Health Matters
Picturing Students’ Ideals and Practices of Health in Wellington Through a Photo Essay
DOI:
https://doi.org/10.60837/curare.v1i1.8892Schlagworte:
health, adulthood, youth, visual methods, photo essayAbstract
What are the pillars of your personal ideals of health? How did they form, and what do they show about yourself and your society? But more importantly, do your ideals match your practices? A third-year cohort of students studying Medical Anthropology at Te Herenga Waka Victoria University of Wellington, New Zealand, answered these questions in the form of a photo essay. Students found this activity both discomforting and revelatory at the same time. They had to go through a self-discovery journey where their approaches and ideas of health were self-scrutinised. In the process, rebellion, anger, and dissatisfaction, as well as feelings of defiance, self-improvement, self-care, and self-reconstruction emerged.
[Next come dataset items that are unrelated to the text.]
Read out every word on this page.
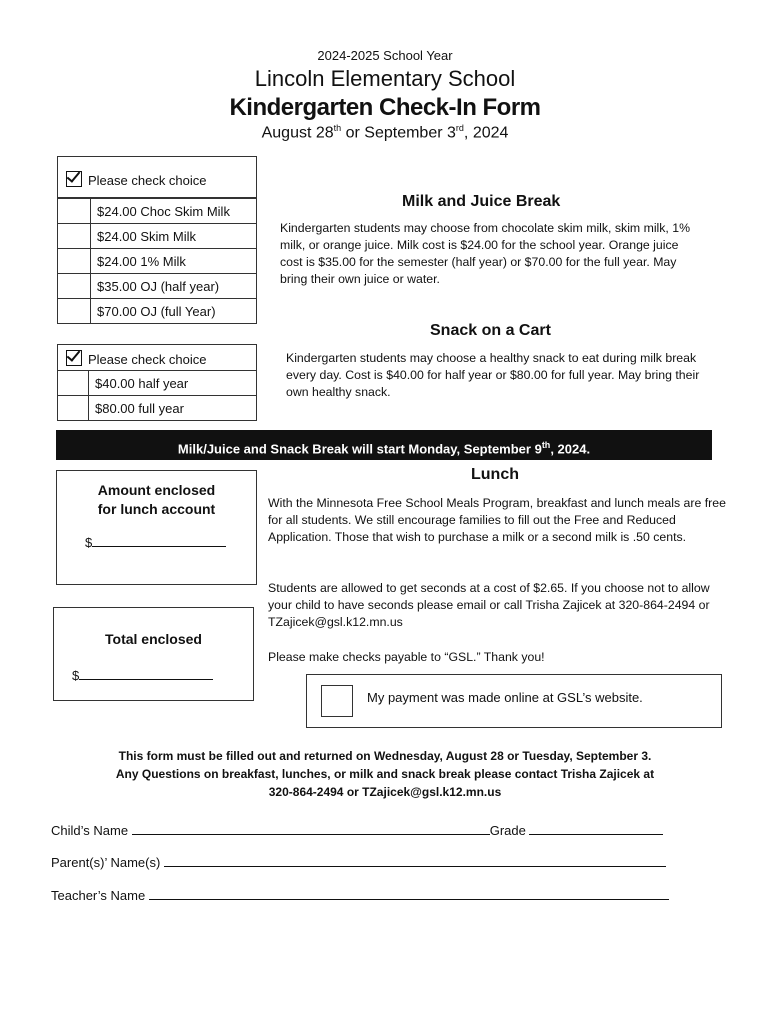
2024-2025 School Year
Lincoln Elementary School
Kindergarten Check-In Form
August 28th or September 3rd, 2024
Please check choice
	$24.00 Choc Skim Milk
	$24.00 Skim Milk
	$24.00 1% Milk
	$35.00 OJ (half year)
	$70.00 OJ (full Year)
Milk and Juice Break
Kindergarten students may choose from chocolate skim milk, skim milk, 1% milk, or orange juice. Milk cost is $24.00 for the school year. Orange juice cost is $35.00 for the semester (half year) or $70.00 for the full year. May bring their own juice or water.
Please check choice
	$40.00 half year
	$80.00 full year
Snack on a Cart
Kindergarten students may choose a healthy snack to eat during milk break every day. Cost is $40.00 for half year or $80.00 for full year. May bring their own healthy snack.
Milk/Juice and Snack Break will start Monday, September 9th, 2024.
Amount enclosed
for lunch account
$
Total enclosed
$
Lunch
With the Minnesota Free School Meals Program, breakfast and lunch meals are free for all students. We still encourage families to fill out the Free and Reduced Application. Those that wish to purchase a milk or a second milk is .50 cents.
Students are allowed to get seconds at a cost of $2.65. If you choose not to allow your child to have seconds please email or call Trisha Zajicek at 320-864-2494 or TZajicek@gsl.k12.mn.us
Please make checks payable to “GSL.” Thank you!
My payment was made online at GSL’s website.
This form must be filled out and returned on Wednesday, August 28 or Tuesday, September 3.
Any Questions on breakfast, lunches, or milk and snack break please contact Trisha Zajicek at
320-864-2494 or TZajicek@gsl.k12.mn.us
Child’s Name	Grade
Parent(s)’ Name(s)
Teacher’s Name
Stressing the notion of ‘self’, and the role of outside agents, including substances, landscapes, and relationships with others in their daily choices, these accounts reveal a difficult world that students have to navigate each with their specific bodies and genetics, as they transition to the next stages of adulthood. This work provides novel insights into some problematic aspects of health experiences among university students in Aotearoa New Zealand and their agentive responses. The paper concludes with a reflection on the pedagogic and self-reflective processes initiated by this assignment’s design, with instructions to the assignment provided as an appendix.